Specialization and Books


In the writing world specialization translates to niche. In fact, one writers’ group I belong to just held a discussion in which writers were asked to identify their niche.

I find this bent toward specialization intriguing. I first became aware of it some years ago when my mom was in the hospital. She had one set of techs who pricked her to test her blood-sugar, another set who drew serious blood to run other tests, another one to give her breathing treatments, another to give her the prescribed medications, a different someone to serve her meals, and others to bathe her and to change her linen, still others to sweep and mop. There was a wound doctor and a primary care physician. Yet with all those specialists, none knew when Mom was reacting in a harmful way to one of the drugs—not until my sister and I mentioned the symptoms to the doctor.

Specialization has its benefits, certainly, but there are down sides too—a loss of communication being one.

I think that same thing might occur in the writing arena. In the effort to target an audience, we lose some who don’t know to look in a niche they do not necessarily identify with. Perhaps this communication problem is why so many books take on a dual tag: romantic suspense or adventure thriller or science fantasy.

Are the tags helpful? I don’t really know. I haven’t seen bookstores expanding their sections to include the new dual tags. Christian books, even in Christian book stores, have yet to be sorted into “sub genres.”

And I find the niche concept confining.

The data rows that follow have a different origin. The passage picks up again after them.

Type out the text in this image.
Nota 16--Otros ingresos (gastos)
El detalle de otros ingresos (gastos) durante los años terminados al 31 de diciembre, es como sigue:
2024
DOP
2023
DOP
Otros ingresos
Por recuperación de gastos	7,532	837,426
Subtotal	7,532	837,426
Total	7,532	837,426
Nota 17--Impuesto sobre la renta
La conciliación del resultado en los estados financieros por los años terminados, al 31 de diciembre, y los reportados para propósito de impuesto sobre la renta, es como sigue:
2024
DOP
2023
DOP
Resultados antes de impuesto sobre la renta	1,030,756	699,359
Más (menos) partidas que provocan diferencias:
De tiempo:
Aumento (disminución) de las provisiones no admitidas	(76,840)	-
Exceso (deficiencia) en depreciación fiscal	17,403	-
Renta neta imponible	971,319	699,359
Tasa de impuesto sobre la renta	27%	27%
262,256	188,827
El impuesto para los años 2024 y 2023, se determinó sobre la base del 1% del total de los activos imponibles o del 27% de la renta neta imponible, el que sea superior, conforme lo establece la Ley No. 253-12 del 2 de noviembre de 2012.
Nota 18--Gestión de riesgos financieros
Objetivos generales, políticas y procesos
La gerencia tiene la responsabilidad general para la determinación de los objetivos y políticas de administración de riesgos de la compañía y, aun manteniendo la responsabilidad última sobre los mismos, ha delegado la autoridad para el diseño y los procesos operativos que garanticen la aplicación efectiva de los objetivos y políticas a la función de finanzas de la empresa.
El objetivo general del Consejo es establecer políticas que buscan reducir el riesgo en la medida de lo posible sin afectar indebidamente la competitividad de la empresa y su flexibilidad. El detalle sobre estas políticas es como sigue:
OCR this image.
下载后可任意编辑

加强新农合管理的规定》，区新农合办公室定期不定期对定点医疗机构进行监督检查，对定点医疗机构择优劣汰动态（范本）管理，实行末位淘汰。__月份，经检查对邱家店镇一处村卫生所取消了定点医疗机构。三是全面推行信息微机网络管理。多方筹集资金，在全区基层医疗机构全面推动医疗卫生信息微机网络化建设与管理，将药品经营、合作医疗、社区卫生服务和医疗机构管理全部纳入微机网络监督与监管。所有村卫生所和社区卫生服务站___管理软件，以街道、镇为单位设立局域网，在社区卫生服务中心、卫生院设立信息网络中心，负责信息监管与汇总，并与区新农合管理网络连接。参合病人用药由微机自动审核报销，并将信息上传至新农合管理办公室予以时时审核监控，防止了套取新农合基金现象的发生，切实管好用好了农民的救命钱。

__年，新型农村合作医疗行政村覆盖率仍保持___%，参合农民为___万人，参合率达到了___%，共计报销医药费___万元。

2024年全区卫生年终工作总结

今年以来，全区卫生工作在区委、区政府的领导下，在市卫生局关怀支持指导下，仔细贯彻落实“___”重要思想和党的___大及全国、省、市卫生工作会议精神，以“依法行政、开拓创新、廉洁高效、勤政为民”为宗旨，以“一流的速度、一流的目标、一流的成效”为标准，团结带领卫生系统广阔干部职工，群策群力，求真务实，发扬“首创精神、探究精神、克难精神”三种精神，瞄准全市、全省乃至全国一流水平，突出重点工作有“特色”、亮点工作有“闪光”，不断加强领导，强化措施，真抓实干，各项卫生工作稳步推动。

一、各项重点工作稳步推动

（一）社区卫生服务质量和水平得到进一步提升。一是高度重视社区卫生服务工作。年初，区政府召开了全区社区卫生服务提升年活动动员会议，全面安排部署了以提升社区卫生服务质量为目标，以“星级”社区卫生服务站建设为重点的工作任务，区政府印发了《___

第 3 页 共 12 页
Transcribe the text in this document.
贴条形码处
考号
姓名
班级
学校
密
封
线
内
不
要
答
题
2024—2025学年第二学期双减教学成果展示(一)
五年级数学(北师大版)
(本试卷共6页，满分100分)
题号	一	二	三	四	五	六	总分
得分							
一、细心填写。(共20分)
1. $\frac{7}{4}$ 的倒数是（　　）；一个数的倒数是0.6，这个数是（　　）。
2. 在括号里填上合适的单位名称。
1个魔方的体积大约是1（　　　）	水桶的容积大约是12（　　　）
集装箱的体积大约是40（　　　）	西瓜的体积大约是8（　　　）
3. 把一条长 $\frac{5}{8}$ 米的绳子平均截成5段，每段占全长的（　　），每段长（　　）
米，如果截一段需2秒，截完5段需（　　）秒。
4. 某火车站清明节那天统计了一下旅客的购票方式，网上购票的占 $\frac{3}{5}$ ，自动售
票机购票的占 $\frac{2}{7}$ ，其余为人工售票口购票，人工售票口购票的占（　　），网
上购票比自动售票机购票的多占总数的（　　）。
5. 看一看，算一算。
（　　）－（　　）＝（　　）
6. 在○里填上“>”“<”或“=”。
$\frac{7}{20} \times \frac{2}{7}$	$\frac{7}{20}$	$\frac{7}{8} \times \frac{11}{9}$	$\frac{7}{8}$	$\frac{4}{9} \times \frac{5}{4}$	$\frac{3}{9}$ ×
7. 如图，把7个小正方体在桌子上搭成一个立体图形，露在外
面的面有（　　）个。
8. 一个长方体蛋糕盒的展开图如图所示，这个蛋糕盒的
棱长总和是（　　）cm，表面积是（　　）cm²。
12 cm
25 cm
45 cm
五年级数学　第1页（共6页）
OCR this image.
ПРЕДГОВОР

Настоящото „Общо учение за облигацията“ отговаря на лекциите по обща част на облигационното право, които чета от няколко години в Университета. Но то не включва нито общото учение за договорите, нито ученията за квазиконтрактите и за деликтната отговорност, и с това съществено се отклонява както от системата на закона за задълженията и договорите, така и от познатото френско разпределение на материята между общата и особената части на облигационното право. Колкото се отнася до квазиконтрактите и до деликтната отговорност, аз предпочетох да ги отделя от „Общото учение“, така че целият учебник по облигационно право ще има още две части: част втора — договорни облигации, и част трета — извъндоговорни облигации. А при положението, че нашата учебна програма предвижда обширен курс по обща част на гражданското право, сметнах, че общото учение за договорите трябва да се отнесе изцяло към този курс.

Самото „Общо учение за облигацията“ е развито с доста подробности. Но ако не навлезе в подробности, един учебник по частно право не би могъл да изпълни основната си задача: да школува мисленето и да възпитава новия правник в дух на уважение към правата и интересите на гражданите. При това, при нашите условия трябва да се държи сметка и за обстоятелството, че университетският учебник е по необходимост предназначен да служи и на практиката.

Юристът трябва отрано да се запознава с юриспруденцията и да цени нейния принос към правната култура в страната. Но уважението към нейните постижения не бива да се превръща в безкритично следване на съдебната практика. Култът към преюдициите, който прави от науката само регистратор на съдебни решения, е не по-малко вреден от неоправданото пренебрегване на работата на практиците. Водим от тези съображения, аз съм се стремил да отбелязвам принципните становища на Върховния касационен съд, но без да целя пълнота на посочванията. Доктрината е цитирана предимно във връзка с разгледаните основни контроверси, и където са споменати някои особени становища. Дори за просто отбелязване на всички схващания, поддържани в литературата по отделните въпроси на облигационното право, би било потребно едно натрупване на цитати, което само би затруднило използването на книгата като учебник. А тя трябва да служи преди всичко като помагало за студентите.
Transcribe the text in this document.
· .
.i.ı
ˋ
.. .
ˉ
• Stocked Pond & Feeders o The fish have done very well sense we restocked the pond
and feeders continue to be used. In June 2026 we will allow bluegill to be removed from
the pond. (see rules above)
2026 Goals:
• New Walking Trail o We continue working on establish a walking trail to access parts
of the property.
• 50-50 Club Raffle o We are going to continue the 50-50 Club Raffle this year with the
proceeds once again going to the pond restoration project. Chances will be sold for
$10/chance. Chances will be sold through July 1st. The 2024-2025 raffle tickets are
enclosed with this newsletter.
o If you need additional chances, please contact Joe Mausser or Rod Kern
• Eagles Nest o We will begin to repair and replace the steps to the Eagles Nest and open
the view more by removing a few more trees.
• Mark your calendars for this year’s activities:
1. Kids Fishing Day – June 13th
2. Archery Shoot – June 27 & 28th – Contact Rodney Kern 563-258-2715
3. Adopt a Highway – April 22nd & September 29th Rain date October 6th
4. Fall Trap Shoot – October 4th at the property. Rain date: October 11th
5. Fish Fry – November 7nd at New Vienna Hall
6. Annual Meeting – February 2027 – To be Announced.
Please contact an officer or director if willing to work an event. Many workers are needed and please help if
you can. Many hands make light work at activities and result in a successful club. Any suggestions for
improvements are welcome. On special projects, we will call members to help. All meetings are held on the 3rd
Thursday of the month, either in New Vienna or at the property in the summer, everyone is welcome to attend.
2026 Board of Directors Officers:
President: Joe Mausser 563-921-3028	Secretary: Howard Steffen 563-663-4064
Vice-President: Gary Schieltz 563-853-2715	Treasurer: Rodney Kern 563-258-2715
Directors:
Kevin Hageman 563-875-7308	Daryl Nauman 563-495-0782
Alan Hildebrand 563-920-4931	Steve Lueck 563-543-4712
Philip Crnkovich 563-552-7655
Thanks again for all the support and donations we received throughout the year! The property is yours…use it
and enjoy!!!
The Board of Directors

I love fantasy, but I also read mystery, romance, even mom-lit, though I am not a mom. I don’t really fit as a niche reader.

So who’s targeting me? I can see it now—books for the eclectic reader. 😛 In parts, you’ll laugh and in other parts you’ll cry. Mostly you’ll be on the edge of your seat because of the tension and suspense, and when you finish, you’ll sigh because you’ll miss the character you’ve been spending these hours with.

Hmmm. I used to call those books just plain good ones.